Conjunctival hyperemia was graded at screening and at Visit 3 on a 4-point scale (none, mild, moderate, severe) with the aid of photographic standards. At baseline, 79.2% (19/24) of subjects had no indication of conjunctival hyperemia, 16.7% (4/24) of subjects had mild conjunctival hyperemia, and 4.2% (1/24) of subjects had moderate conjunctival hyperemia. Post-treatment, 45.8% (11/24) of subjects had no indication of conjunctival hyperemia and 54.2% (13/24) of subjects had mild conjunctival hyperemia.


The purpose of this single-center, open-label study (KRONUS) was to evaluate the effect of LBN 0.024%, a single entity monotherapy, administered once daily for 2 weeks on IOP over a 24-h monitoring period as compared to baseline in healthy Japanese subjects. LBN significantly lowered mean IOP at all measured time points over the 24-h period to an overall mean of 10 mmHg after 2 weeks of treatment. The effect of LBN included dampening of the diurnal rise in IOP (8 AM) that was observed at baseline in both the study and fellow eyes. Given the importance of IOP fluctuations in the progression of glaucoma [35, 36], in particular in NTG [37, 38], the sustained reduction of IOP over 24 h is of note. LBN 0.024% was safe and well-tolerated by the study population; all adverse events recorded during the study were mild in severity, and there was no meaningful effect on vital signs or visual acuity. Changes in conjunctival hyperemia were not unexpected as subjects were administered anesthetic drops every 2 h prior to IOP measures. Both anesthetics and prostaglandin analogs may increase levels of hyperemia.

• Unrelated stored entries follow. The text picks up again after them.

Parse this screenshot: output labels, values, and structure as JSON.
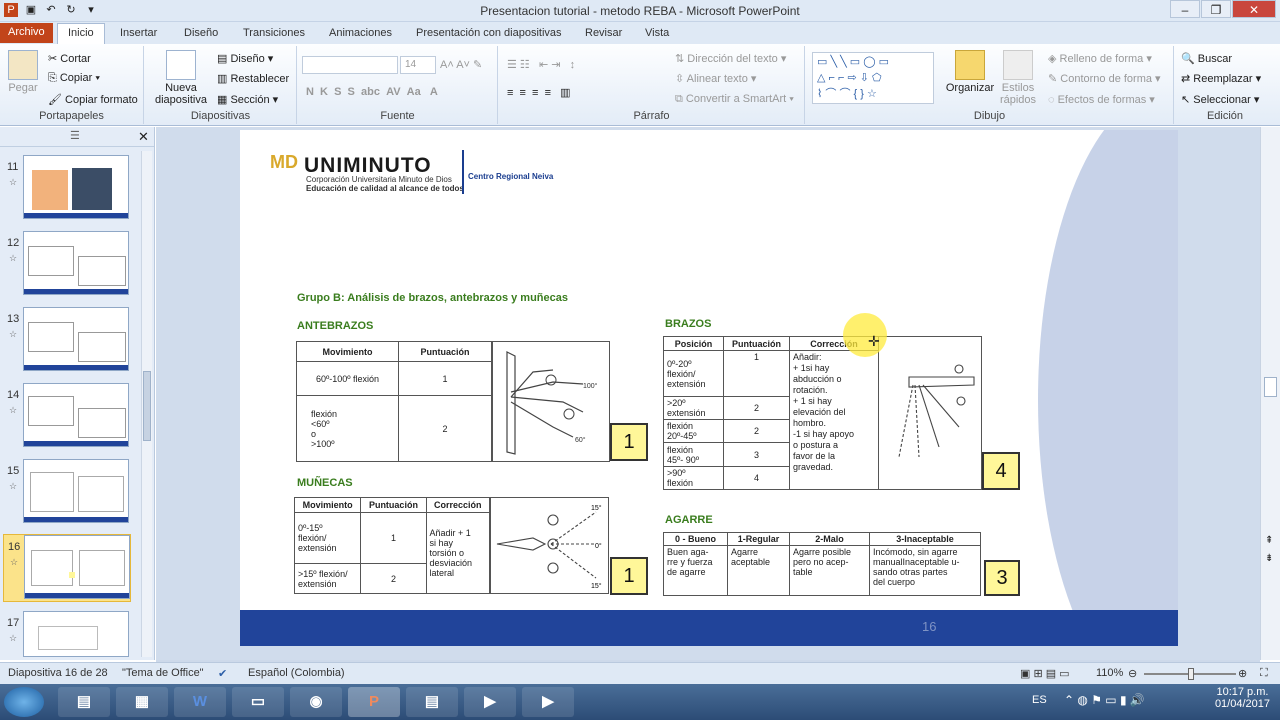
{
  "window": {
    "title": "Presentacion tutorial - metodo REBA  -  Microsoft PowerPoint"
  },
  "tabs": [
    "Archivo",
    "Inicio",
    "Insertar",
    "Diseño",
    "Transiciones",
    "Animaciones",
    "Presentación con diapositivas",
    "Revisar",
    "Vista"
  ],
  "ribbon": {
    "portapapeles": {
      "label": "Portapapeles",
      "pegar": "Pegar",
      "cortar": "Cortar",
      "copiar": "Copiar",
      "copiar_formato": "Copiar formato"
    },
    "diapositivas": {
      "label": "Diapositivas",
      "nueva": "Nueva",
      "diapositiva": "diapositiva",
      "diseno": "Diseño",
      "restablecer": "Restablecer",
      "seccion": "Sección"
    },
    "fuente": {
      "label": "Fuente",
      "size": "14"
    },
    "parrafo": {
      "label": "Párrafo",
      "direccion": "Dirección del texto",
      "alinear": "Alinear texto",
      "smartart": "Convertir a SmartArt"
    },
    "dibujo": {
      "label": "Dibujo",
      "organizar": "Organizar",
      "estilos": "Estilos",
      "rapidos": "rápidos",
      "relleno": "Relleno de forma",
      "contorno": "Contorno de forma",
      "efectos": "Efectos de formas"
    },
    "edicion": {
      "label": "Edición",
      "buscar": "Buscar",
      "reemplazar": "Reemplazar",
      "seleccionar": "Seleccionar"
    }
  },
  "thumbnails": [
    {
      "num": "11",
      "star": "☆"
    },
    {
      "num": "12",
      "star": "☆"
    },
    {
      "num": "13",
      "star": "☆"
    },
    {
      "num": "14",
      "star": "☆"
    },
    {
      "num": "15",
      "star": "☆"
    },
    {
      "num": "16",
      "star": "☆"
    },
    {
      "num": "17",
      "star": "☆"
    }
  ],
  "slide": {
    "logo": {
      "name": "UNIMINUTO",
      "line1": "Corporación Universitaria Minuto de Dios",
      "line2": "Educación de calidad al alcance de todos",
      "region": "Centro Regional Neiva",
      "mark": "MD"
    },
    "group_title": "Grupo B: Análisis de brazos, antebrazos y muñecas",
    "antebrazos": {
      "title": "ANTEBRAZOS",
      "headers": [
        "Movimiento",
        "Puntuación"
      ],
      "rows": [
        [
          "60º-100º flexión",
          "1"
        ],
        [
          "flexión\n<60º\no\n>100º",
          "2"
        ]
      ],
      "score": "1"
    },
    "munecas": {
      "title": "MUÑECAS",
      "headers": [
        "Movimiento",
        "Puntuación",
        "Corrección"
      ],
      "rows": [
        [
          "0º-15º\nflexión/\nextensión",
          "1",
          "Añadir + 1\nsi hay\ntorsión o\ndesviación\nlateral"
        ],
        [
          ">15º flexión/\nextensión",
          "2",
          ""
        ]
      ],
      "score": "1"
    },
    "brazos": {
      "title": "BRAZOS",
      "headers": [
        "Posición",
        "Puntuación",
        "Corrección"
      ],
      "rows": [
        [
          "0º-20º\nflexión/\nextensión",
          "1"
        ],
        [
          ">20º\nextensión",
          "2"
        ],
        [
          "flexión\n20º-45º",
          "2"
        ],
        [
          "flexión\n45º- 90º",
          "3"
        ],
        [
          ">90º\nflexión",
          "4"
        ]
      ],
      "correccion": "Añadir:\n+ 1si hay\nabducción o\nrotación.\n+ 1 si hay\nelevación del\nhombro.\n-1 si hay apoyo\no postura a\nfavor de la\ngravedad.",
      "score": "4"
    },
    "agarre": {
      "title": "AGARRE",
      "headers": [
        "0 - Bueno",
        "1-Regular",
        "2-Malo",
        "3-Inaceptable"
      ],
      "row": [
        "Buen aga-\nrre y fuerza\nde agarre",
        "Agarre\naceptable",
        "Agarre posible\npero no acep-\ntable",
        "Incómodo, sin agarre\nmanualInaceptable u-\nsando otras partes\ndel cuerpo"
      ],
      "score": "3"
    },
    "page_number": "16"
  },
  "status": {
    "slide": "Diapositiva 16 de 28",
    "theme": "\"Tema de Office\"",
    "lang": "Español (Colombia)",
    "zoom": "110%"
  },
  "taskbar": {
    "lang": "ES",
    "time": "10:17 p.m.",
    "date": "01/04/2017"
  }
}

The Collaborative Normal-Tension Glaucoma study demonstrated that IOP was a risk factor for NTG and suggested that IOP lowering may help reduce the progression of NTG [5, 6]. Other studies have shown that progression of visual field damage is slowed in NTG patients after trabeculectomy which lowered IOP to <11 mmHg [39, 40]. In the current study of healthy subjects, overall, a 27% reduction in IOP was noted over 24-h monitoring in subjects with a baseline mean IOP of 13.6 mmHg in the study eye. These results are promising and warrant the study of LBN 0.024% in subjects with a diagnosis of NTG. Further, studies have shown that IOP in non-glaucomatous eyes of Japanese subjects is lower as compared to IOP in eyes of subjects with white or black ethnicity [41, 42]. In this context, it is noteworthy that in the current study instillation of LBN resulted in a robust reduction in IOP, despite the subjects’ low baseline IOP.

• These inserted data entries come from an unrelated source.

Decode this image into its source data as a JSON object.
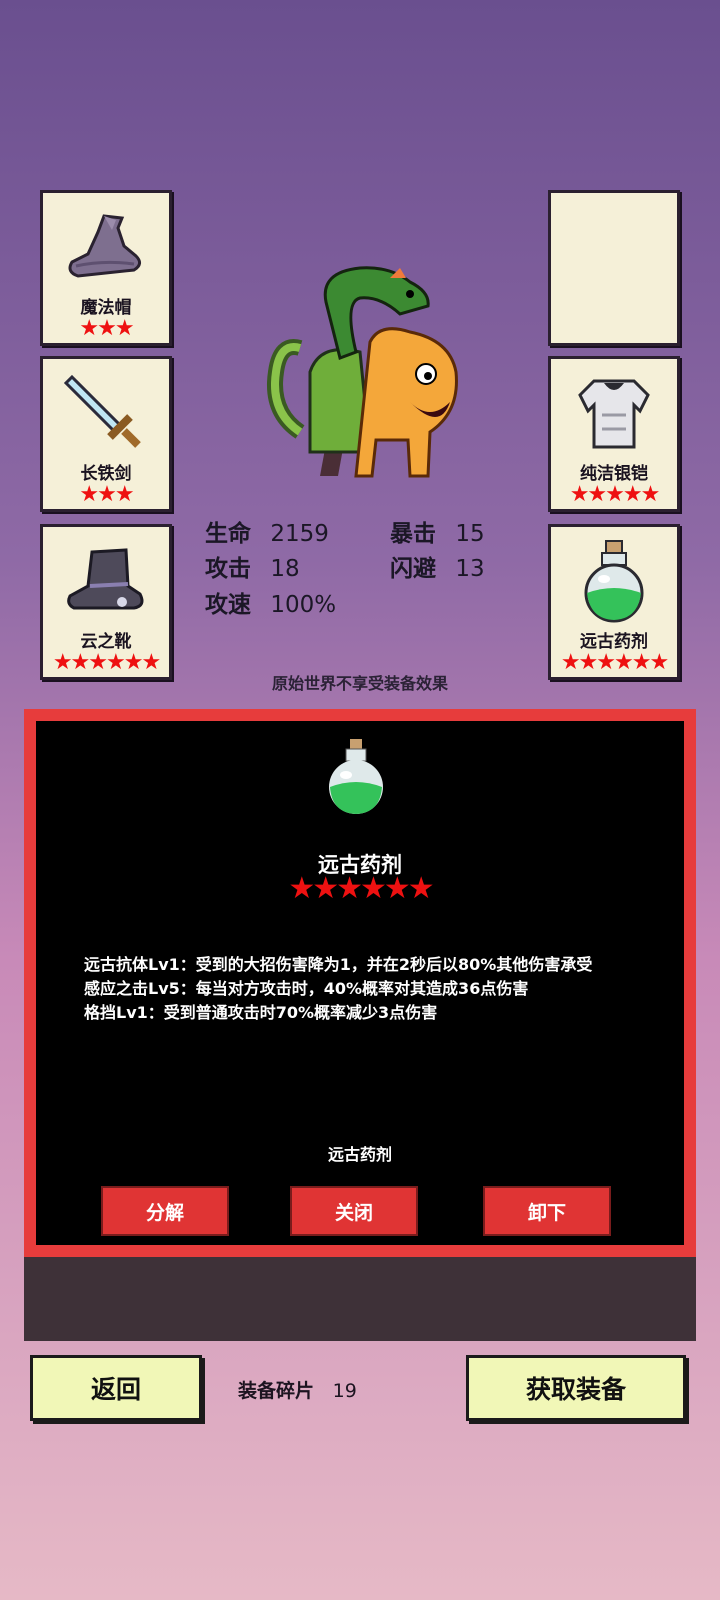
{
  "slots": {
    "left": [
      {
        "name": "魔法帽",
        "stars": "★★★",
        "icon": "wizard-hat-icon"
      },
      {
        "name": "长铁剑",
        "stars": "★★★",
        "icon": "sword-icon"
      },
      {
        "name": "云之靴",
        "stars": "★★★★★★",
        "icon": "boot-icon"
      }
    ],
    "right": [
      {
        "name": "",
        "stars": "",
        "icon": ""
      },
      {
        "name": "纯洁银铠",
        "stars": "★★★★★",
        "icon": "armor-icon"
      },
      {
        "name": "远古药剂",
        "stars": "★★★★★★",
        "icon": "green-potion-icon"
      }
    ]
  },
  "stats": {
    "hp_label": "生命",
    "hp_value": "2159",
    "crit_label": "暴击",
    "crit_value": "15",
    "atk_label": "攻击",
    "atk_value": "18",
    "dodge_label": "闪避",
    "dodge_value": "13",
    "speed_label": "攻速",
    "speed_value": "100%"
  },
  "notice": "原始世界不享受装备效果",
  "detail": {
    "title": "远古药剂",
    "stars": "★★★★★★",
    "lines": [
      "远古抗体Lv1：受到的大招伤害降为1，并在2秒后以80%其他伤害承受",
      "感应之击Lv5：每当对方攻击时，40%概率对其造成36点伤害",
      "格挡Lv1：受到普通攻击时70%概率减少3点伤害"
    ],
    "footer_name": "远古药剂",
    "buttons": {
      "decompose": "分解",
      "close": "关闭",
      "unequip": "卸下"
    }
  },
  "bottom": {
    "back": "返回",
    "fragments_label": "装备碎片",
    "fragments_value": "19",
    "get_equipment": "获取装备"
  },
  "colors": {
    "star": "#e11",
    "panel_border": "#e73c3c",
    "button_red": "#e03434",
    "bottom_button": "#f1f7b7"
  }
}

The IOP reduction observed with LBN in the current study compares favorably to that observed with other IOP-lowering monotherapies in either healthy subjects or patients with NTG. Latanoprost 0.005% administered QD in the evening was reported to reduce IOP (mean diurnal or a single daily measurement) between 15 and 23% in studies varying from 7 to 24 days duration conducted in healthy subjects [4346]. Similarly, QD administration of latanoprost 0.005% reduced diurnal or 24-h mean IOP by 14–24% in NTG patients after 3–12 weeks of treatment [4754]. Additional studies in NTG patients have shown a 20% reduction in diurnal IOP after timolol administered twice daily for 3 weeks [47], a 16% reduction in 24-h IOP after bimatoprost administered QD for 8 weeks [54], and a 24% reduction in IOP (mean of two daytime measurements) after bimatoprost administration QD for 2 weeks [55]. Studies with travoprost QD in NTG patients have shown an 11% reduction in mean IOP over 24 h after 4 weeks [56] and a 19.4% decrease in mean IOP measured within 2 h after drug administration in the evening after 12 weeks of treatment [57].

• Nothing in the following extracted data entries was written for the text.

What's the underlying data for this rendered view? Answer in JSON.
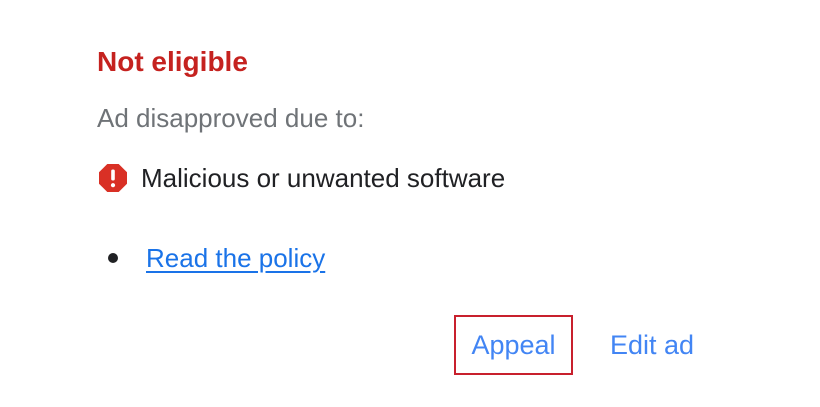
{
  "ad_status": {
    "title": "Not eligible",
    "reason_label": "Ad disapproved due to:",
    "issue": {
      "icon": "error-icon",
      "text": "Malicious or unwanted software"
    },
    "policy_link_label": "Read the policy",
    "actions": {
      "appeal_label": "Appeal",
      "edit_label": "Edit ad"
    }
  },
  "colors": {
    "status_red": "#c5221f",
    "icon_red": "#d93025",
    "link_blue": "#1a73e8",
    "action_blue": "#4285f4",
    "highlight_border": "#c8202d",
    "secondary_text": "#6f7377",
    "primary_text": "#202124"
  }
}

The results of the present study demonstrate the ability of LBN 0.024% to provide a robust IOP lowering over 24 h after 2 weeks of dosing in healthy subjects. Taken with previously reported IOP lowering data with LBN 0.024% in patients with POAG or OHT [34], the results of the present study suggest the potential of LBN 0.024% to reduce IOP in glaucoma patients not only with elevated IOP but also with IOP in the normal range. Studies of LBN 0.024% in patients diagnosed with NTG are warranted.